As the story goes, he was a monk who gave away his hefty inheritance and instead chose to help the poor and the sick.
He's also a patron saint of sailors and was, of course, especially fond of children. (There's one slightly bizarre story, more Halloween than Christmas, of St. Nicholas saving three children who had been "lured into the clutches of an evil butcher.")
He was so popular, according to History.com, that he survived the Protestant Reformation, "when the veneration of saints began to be discouraged."
It wasn't until the 16th century that St. Nicholas began to take on his modern, candy-cane-hued form in images and imaginations. In Europe, he became known as Father Christmas.
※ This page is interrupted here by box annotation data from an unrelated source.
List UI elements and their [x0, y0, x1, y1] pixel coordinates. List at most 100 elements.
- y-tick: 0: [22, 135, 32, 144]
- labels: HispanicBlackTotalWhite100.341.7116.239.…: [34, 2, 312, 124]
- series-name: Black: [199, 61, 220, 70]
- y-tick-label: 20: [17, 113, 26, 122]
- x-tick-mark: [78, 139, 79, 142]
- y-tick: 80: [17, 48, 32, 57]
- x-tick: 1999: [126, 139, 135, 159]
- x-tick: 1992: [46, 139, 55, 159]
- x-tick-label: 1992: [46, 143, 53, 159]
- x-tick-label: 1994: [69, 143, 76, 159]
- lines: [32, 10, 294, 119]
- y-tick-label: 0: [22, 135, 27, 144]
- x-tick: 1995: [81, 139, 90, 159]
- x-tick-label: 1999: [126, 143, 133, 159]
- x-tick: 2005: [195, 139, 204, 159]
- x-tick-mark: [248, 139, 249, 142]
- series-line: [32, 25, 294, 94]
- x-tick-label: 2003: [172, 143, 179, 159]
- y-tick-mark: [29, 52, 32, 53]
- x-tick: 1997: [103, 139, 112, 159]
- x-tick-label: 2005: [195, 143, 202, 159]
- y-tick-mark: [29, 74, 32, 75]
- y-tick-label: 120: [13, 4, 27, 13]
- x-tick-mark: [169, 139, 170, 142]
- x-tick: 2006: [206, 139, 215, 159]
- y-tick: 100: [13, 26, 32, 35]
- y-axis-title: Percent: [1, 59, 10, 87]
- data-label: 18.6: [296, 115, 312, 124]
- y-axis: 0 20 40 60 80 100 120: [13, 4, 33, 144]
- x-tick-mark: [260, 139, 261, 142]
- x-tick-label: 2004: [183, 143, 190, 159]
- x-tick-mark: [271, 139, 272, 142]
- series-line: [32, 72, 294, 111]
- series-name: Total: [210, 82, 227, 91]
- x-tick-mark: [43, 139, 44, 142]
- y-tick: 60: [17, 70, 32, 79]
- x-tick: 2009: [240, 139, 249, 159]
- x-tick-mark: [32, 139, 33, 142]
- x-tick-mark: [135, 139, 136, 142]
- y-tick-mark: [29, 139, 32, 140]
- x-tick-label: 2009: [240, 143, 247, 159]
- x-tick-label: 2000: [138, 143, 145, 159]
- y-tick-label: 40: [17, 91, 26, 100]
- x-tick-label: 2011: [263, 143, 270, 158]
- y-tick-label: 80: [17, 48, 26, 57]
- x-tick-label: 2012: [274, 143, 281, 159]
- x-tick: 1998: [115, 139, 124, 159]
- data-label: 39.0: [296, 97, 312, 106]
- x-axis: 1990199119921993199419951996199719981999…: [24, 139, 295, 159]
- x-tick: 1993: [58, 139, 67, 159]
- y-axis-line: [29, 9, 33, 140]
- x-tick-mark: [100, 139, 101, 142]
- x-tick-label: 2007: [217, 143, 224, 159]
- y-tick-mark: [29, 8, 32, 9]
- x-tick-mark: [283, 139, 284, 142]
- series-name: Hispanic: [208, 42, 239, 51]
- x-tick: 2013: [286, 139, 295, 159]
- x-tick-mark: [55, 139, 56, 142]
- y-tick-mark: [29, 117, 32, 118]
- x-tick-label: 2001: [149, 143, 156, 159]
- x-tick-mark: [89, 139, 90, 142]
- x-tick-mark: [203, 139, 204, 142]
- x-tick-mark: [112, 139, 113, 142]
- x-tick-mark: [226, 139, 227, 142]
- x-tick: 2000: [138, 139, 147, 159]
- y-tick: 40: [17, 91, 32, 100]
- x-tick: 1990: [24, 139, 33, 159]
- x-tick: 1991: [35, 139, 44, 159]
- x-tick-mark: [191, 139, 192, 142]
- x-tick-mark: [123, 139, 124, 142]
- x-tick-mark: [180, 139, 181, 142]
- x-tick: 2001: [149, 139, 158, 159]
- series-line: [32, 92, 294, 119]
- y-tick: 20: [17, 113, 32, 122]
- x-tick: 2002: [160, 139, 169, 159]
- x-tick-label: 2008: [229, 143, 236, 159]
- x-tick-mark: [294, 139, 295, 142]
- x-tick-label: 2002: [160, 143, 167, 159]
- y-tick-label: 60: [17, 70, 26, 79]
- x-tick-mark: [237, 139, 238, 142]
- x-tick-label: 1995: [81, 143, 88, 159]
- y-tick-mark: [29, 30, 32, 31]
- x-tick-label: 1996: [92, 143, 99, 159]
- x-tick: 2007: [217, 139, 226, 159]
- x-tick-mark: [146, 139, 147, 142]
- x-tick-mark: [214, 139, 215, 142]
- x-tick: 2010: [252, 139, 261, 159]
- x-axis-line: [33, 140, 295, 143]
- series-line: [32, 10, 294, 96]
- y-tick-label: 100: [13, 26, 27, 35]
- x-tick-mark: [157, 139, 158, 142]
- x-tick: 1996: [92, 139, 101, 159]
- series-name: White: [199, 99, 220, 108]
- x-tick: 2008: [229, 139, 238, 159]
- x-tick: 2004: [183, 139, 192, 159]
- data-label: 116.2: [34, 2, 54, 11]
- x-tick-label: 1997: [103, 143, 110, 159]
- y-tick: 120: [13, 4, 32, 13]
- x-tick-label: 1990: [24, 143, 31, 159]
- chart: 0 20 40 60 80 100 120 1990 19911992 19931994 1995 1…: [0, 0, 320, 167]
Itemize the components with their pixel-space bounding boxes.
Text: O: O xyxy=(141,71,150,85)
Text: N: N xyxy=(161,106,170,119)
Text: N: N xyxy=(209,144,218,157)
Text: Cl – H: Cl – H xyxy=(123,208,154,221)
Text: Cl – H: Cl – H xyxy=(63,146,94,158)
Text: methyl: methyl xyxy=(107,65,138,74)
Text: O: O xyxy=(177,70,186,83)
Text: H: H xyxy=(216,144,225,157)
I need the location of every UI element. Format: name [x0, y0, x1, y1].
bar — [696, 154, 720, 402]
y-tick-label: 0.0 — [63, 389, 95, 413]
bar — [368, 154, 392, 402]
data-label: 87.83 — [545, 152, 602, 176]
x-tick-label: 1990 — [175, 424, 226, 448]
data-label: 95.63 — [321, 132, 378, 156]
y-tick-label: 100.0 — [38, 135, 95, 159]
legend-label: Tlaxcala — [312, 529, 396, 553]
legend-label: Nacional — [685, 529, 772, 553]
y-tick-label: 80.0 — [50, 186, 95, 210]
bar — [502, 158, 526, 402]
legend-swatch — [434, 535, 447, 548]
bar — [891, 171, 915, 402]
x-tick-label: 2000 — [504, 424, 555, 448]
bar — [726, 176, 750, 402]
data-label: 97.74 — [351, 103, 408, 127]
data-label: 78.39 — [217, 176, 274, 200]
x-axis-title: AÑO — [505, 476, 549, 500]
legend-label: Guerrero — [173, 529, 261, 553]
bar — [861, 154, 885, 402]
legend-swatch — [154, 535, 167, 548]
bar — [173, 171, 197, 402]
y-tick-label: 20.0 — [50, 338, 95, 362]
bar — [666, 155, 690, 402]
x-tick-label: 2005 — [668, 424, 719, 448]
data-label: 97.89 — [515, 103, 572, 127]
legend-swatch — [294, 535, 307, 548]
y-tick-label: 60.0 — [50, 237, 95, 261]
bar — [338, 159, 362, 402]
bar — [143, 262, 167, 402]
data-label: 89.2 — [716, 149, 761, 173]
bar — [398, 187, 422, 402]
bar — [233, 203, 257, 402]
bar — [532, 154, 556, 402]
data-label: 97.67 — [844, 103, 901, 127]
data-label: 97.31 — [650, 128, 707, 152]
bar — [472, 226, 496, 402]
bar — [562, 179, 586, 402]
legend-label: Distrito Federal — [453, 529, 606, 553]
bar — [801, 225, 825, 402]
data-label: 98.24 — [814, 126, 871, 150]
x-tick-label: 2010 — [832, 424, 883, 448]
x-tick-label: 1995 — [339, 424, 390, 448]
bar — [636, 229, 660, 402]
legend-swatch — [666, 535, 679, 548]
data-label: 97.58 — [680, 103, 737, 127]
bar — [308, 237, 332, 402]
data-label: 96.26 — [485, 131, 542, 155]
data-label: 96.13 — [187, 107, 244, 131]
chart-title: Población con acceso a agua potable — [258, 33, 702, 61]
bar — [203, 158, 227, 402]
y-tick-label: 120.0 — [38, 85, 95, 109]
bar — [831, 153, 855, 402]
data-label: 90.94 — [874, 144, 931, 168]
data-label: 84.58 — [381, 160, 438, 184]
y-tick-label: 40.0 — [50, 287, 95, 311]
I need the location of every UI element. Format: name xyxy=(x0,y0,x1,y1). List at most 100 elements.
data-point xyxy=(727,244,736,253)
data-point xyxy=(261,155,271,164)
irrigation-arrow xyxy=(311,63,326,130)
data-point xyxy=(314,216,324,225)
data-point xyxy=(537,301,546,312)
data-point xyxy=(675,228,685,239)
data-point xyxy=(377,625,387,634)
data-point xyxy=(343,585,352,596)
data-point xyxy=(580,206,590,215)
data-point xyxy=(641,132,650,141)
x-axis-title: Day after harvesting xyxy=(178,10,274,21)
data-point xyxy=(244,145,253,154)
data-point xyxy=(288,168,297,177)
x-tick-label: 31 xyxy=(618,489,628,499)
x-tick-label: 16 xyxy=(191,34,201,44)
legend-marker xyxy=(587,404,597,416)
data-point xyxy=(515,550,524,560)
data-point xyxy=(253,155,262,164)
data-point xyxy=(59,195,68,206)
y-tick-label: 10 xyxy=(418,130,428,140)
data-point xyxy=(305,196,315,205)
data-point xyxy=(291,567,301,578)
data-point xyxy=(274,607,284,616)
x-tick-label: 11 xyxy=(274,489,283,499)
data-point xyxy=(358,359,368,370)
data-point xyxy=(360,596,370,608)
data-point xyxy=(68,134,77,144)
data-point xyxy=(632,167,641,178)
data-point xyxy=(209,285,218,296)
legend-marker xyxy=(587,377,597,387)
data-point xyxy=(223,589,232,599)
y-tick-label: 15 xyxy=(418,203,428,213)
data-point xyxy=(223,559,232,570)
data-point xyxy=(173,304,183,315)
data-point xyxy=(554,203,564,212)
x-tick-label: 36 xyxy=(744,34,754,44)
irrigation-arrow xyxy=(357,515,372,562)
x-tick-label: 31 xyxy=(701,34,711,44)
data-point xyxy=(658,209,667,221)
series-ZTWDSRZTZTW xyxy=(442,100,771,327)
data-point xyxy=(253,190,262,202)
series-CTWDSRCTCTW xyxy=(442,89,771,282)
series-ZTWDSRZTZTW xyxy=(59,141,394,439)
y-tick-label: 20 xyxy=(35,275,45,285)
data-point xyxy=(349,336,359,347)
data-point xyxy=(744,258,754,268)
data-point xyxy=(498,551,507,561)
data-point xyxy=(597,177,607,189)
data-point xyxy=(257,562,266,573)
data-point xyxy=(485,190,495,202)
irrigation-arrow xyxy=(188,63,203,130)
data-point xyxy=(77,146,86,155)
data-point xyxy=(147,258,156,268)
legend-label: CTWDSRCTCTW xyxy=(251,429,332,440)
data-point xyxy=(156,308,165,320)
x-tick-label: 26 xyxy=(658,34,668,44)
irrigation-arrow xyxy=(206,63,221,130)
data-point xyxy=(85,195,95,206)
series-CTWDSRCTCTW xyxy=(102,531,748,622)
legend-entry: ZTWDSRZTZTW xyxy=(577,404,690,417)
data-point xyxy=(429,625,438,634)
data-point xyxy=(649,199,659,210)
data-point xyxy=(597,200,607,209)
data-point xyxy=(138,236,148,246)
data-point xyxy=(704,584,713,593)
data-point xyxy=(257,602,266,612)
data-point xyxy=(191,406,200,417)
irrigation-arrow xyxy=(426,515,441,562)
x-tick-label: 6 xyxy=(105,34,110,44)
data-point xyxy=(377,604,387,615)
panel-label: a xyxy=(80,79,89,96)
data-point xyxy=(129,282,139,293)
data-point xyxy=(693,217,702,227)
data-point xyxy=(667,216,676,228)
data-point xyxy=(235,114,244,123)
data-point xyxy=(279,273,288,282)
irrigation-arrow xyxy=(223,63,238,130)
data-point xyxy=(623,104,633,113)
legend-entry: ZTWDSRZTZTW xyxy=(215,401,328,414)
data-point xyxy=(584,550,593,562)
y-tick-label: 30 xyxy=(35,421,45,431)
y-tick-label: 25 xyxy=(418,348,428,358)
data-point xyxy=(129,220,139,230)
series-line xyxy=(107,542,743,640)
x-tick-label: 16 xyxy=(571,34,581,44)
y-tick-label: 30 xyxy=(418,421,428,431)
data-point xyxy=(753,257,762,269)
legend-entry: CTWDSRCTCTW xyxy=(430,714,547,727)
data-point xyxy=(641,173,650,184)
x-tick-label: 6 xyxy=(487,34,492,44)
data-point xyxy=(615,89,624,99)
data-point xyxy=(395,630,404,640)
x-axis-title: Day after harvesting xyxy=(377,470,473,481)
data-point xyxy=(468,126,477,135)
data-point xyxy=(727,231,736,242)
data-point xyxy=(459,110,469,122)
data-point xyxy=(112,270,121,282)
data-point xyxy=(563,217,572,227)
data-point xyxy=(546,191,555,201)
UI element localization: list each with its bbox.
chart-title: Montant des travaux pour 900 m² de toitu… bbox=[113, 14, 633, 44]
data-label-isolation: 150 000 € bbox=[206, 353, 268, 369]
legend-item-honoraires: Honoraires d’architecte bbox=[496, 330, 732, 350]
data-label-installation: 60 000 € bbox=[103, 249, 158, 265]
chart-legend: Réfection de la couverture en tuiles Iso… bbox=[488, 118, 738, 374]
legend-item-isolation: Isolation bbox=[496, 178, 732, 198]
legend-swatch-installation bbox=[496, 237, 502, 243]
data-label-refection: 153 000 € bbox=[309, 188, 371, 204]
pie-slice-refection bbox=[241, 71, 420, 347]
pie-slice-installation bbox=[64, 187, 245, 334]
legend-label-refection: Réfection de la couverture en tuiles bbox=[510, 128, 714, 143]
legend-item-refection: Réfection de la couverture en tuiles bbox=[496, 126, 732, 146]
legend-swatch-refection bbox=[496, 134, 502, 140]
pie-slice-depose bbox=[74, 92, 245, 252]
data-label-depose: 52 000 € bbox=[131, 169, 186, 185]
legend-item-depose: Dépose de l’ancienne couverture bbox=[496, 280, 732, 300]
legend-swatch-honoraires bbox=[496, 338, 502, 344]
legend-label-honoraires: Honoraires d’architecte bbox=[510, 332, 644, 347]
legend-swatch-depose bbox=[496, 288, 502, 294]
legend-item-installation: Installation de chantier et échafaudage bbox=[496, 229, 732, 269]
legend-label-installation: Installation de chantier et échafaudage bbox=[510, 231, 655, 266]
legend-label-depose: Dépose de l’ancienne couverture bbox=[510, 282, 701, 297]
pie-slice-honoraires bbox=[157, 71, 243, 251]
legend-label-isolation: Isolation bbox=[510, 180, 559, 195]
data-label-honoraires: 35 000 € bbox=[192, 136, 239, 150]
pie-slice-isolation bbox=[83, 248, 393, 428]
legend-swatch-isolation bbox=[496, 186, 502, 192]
He migrated to the Americas with the Dutch, who called him "Sinterklass" and gathered every year on the anniversary of his death. He started making appearances in stores in the 1840s, according to History.com.
The writer Clement Clarke cemented the American image of Santa Claus with his poem "A Visit from St. Nicholas," which begins with the words " 'Twas the night before Christmas."
Now, Santa is all but entrenched in the Christmas lexicon, the rosy-cheeked face of Christmas who is the subject of movies, perennial parental lies and debates about childhood materialism.
There is an annual argument about whether it's okay to portray Santa as only white. There was a Santa photographed last year with a shovel near a fence on the US border with Mexico, a dig at Trump's immigration policies. And there was a Santa who's been called a liar for a story about telling a dying child that he was Santa's "number one elf."
Through it all, the remains of the real-life St. Nicholas were apparently the subject of a centuries-old case of mistaken identity and grave robbery.
According to the Telegraph, St. Nicholas died in AD 343 and was interred at St. Nicholas church in Demre, on the Mediterranean coast of Turkey.
In 1087, apparently, merchants dug up his bones and smuggled them to the Italian city of Bari. It's still a holy site, visited by Christians paying homage to St. Nicholas.
But archaeologists say pilgrims to the Basilica di San Nicola are praying to the wrong guy. The bones belong to another local priest, not one of the most famous saints, the Telegraph reported.
Archaeologists conducting recent surveys at the church in Demre found gaps beneath it. The shrine, they say, is underneath the church and untouched.
"We believe this shrine has not been damaged at all, but it is quite difficult to get to it as there are mosaics on the floor," Cemil Karabayram, the head of Antalya's Monument Authority, told the Turkish Hurriyet Daily News.
Karabayram told the newspaper that he's confident that archaeologists can reach the tomb.
At that point, he believes, nearly 1700 years after St. Nicholas died, he'll give another gift to the people of Demre: Tourism dollars.